Paulo Freire
Outro
saber que devo trazer comigo e que tem que ver com quase todos os de
que tenho falado é o de que não é possível exercer a atividade do
magistério como se nada ocorresse conosco. Como impossível seria
sairmos na chuva expostos totalmente a ela, sem defesas, e não nos
molhar. Não posso ser professor sem me por diante dos alunos, sem
revelar com facilidade ou relutância minha maneira de ser, de pensar
politicamente. Não posso escapar à apreciação dos alunos. E a
maneira como eles me percebem tem importância vital para o meu
desempenho. Daí, então, que uma de minhas preocupações centrais
deva ser a de procurar a aproximação cada vez maior entre o que eu
digo e o que eu faço, entre o que pareço ser e o que realmente
estou sendo.
Se
perguntado por um aluno sobre o que é “tomar distância
epistemológica do objeto”, lhe respondo que não sei, mas que
posso vir a saber, isso não me dá a autoridade de quem conhece, me
dá a alegria de, assumindo minha ignorância, não ter mentido. E
não ter mentido abre para mim junto aos alunos um crédito que devo
preservar. Eticamente impossível teria sido dar uma resposta falsa,
um palavreado qualquer. Um chute, como se diz popularmente.

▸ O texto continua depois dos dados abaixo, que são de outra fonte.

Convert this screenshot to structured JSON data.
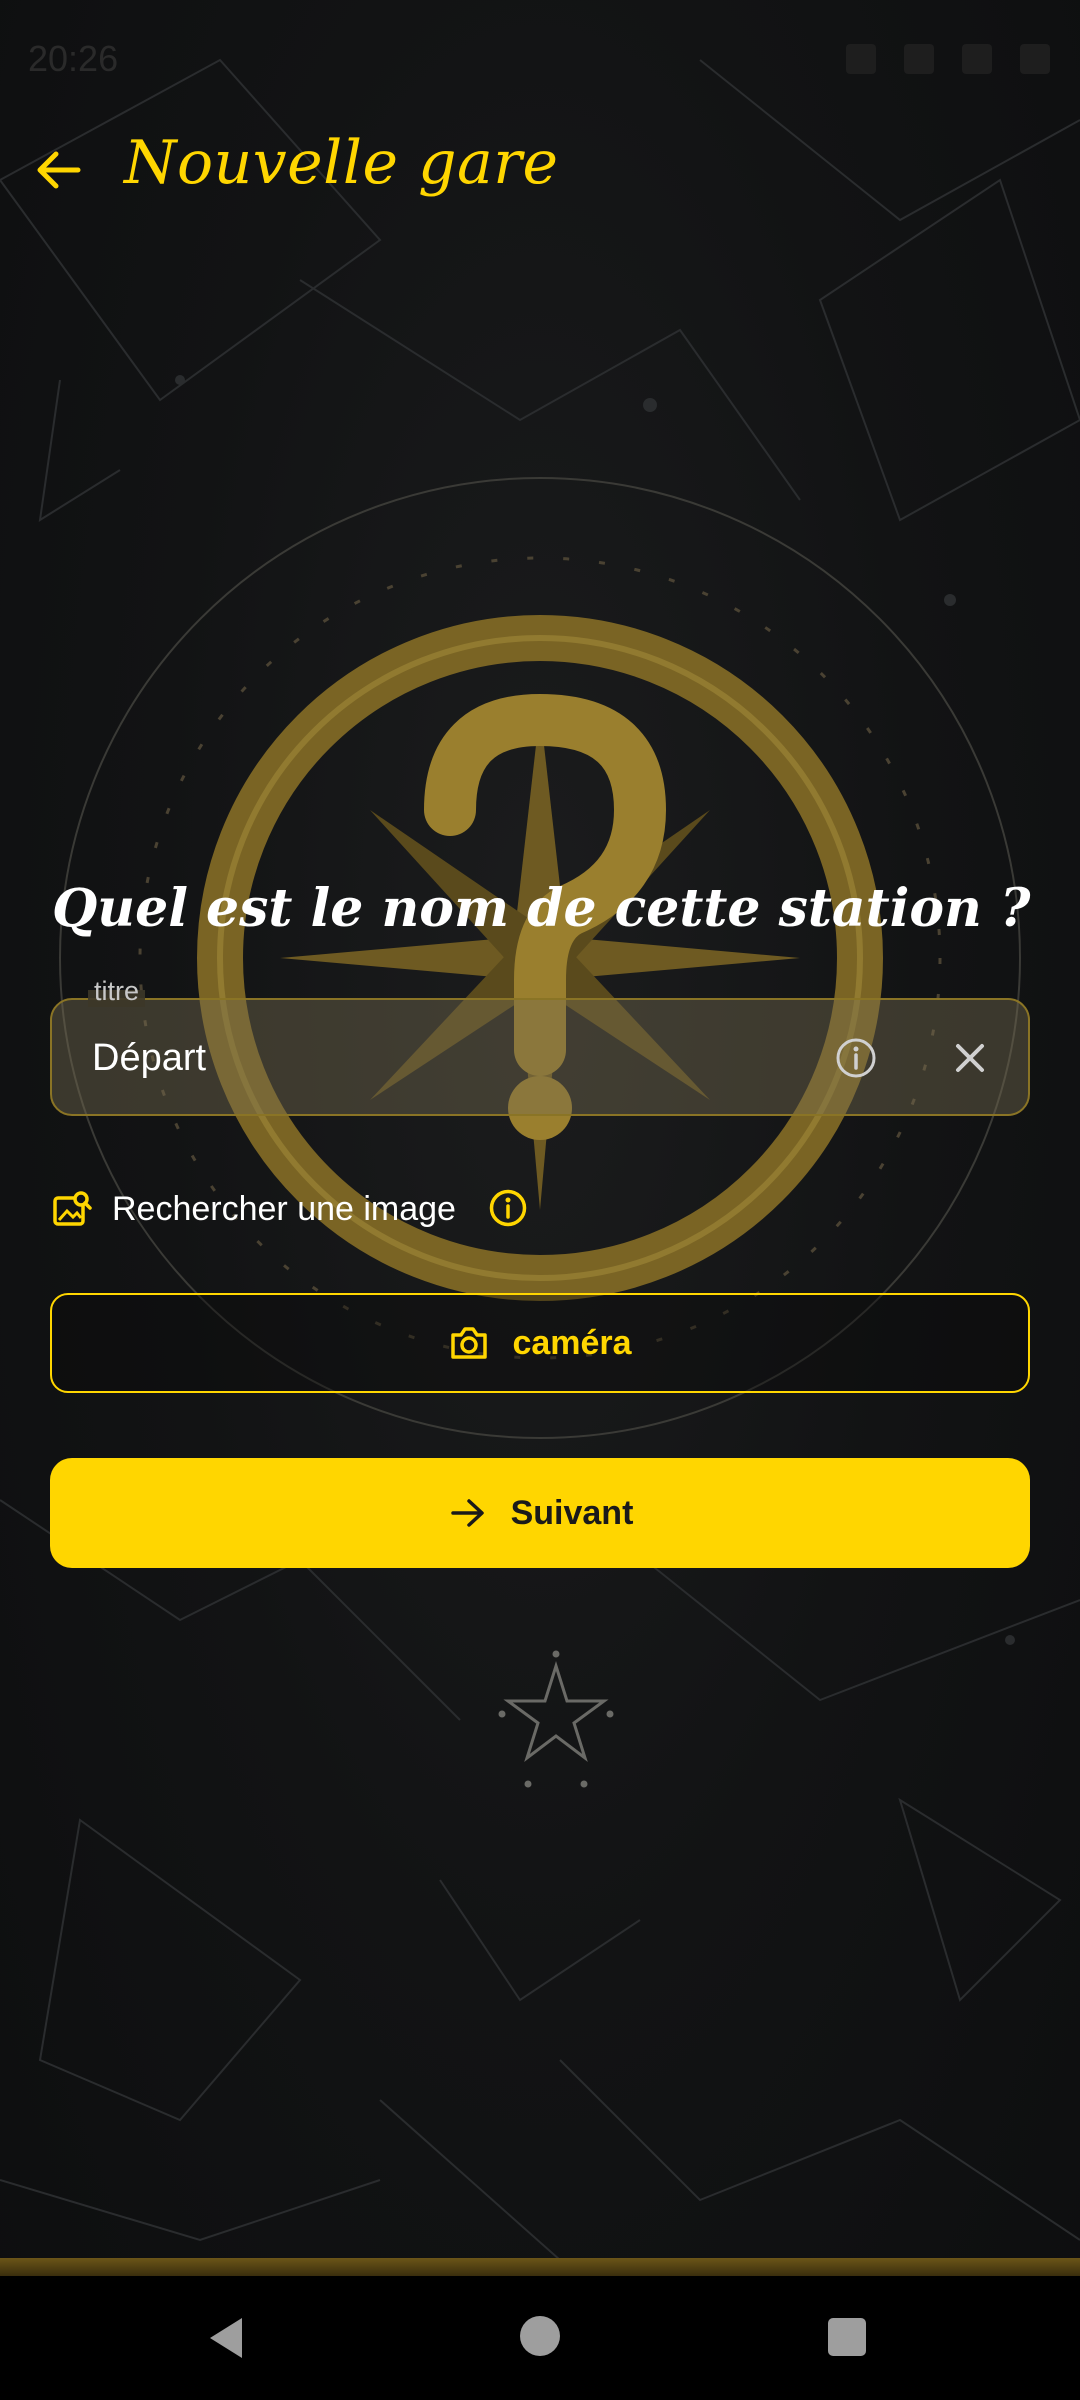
{
  "status_bar": {
    "time": "20:26"
  },
  "app_bar": {
    "title": "Nouvelle gare",
    "back_icon": "arrow-left-icon"
  },
  "form": {
    "question": "Quel est le nom de cette station ?",
    "title_field": {
      "label": "titre",
      "value": "Départ",
      "info_icon": "info-icon",
      "clear_icon": "close-icon"
    },
    "image_search": {
      "label": "Rechercher une image",
      "icon": "image-search-icon",
      "info_icon": "info-icon"
    },
    "camera_button": {
      "label": "caméra",
      "icon": "camera-icon"
    },
    "next_button": {
      "label": "Suivant",
      "icon": "arrow-right-icon"
    }
  },
  "nav_bar": {
    "back": "triangle-back-icon",
    "home": "circle-home-icon",
    "recents": "square-recents-icon"
  },
  "colors": {
    "accent": "#ffd600",
    "background": "#101112",
    "field_border": "#8a7425",
    "emblem_gold": "#8a6f22"
  }
}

Mas, de um lado, precisamente porque a prática docente, sobretudo
como a entendo, me coloca a possibilidade que devo estimular
perguntas várias, preciso me preparar ao máximo para, de outro,
continuar sem mentir aos alunos, de outro, não ter de afirmar
seguidamente que não sei.
Saber
que não posso passar despercebido pelos alunos, e que a maneira como
me percebam me ajuda ou desajuda no cumprimento de minha tarefa de
professor, aumenta em mim os cuidados com o meu desempenho.
Se
a minha opção é democrática, progressista, não posso ter uma
prática reacionária, autoritária, elitista. Não posso discriminar
o aluno em nome de nenhum motivo. A percepção que o aluno tem de
mim não resulta exclusivamente de como atuo, mas também de como o
aluno entende como atuo. Evidentemente, não posso levar meus dias
como professor a perguntar aos alunos o que acham de mim ou como me
avaliam. Mas devo estar atento à leitura que fazem de minha
atividade com eles. Precisamos aprender a compreender a significação
de um silêncio, ou de um sorriso ou de uma retirada da sala. O tom
menos cortês com que foi feita uma pergunta. Afinal, o espaço
pedagógico é um texto para ser constantemente “lido”,
interpretado, “escrito” e “reescrito”. Neste sentido, quanto
mais solidariedade exista entre o educador e educandos no “trato”
deste espaço, tanto mais possibilidades de aprendizagem democrática
se abrem na escola.
Creio que nunca precisou o professor progressista estar tão advertido quanto hoje, em face da esperteza com que a ideologia dominante insinua a neutralidade da educação. Desse ponto de vista, que é reacionário, o espaço pedagógico, neutro por excelência, é aquele em que se treinam os alunos para práticas apolíticas, como se a maneira humana de estar no mundo fosse ou pudesse ser uma maneira neutra.
Minha presença de professor, que não pode passar despercebida dos alunos na classe e na escola, é uma presença em si política. Enquanto presença, não posso ser uma omissão, mas um sujeito de opções. Devo revelar aos alunos a minha capacidade de analisar, de comparar, de avaliar, de decidir, de optar, de romper. Minha capacidade de fazer justiça, de não falhar à verdade. Ético, por isso mesmo, tem que ser o meu testemunho.
(FREIRE,
Paulo. Pedagogia da
Autonomia: saberes necessários à prática educativa.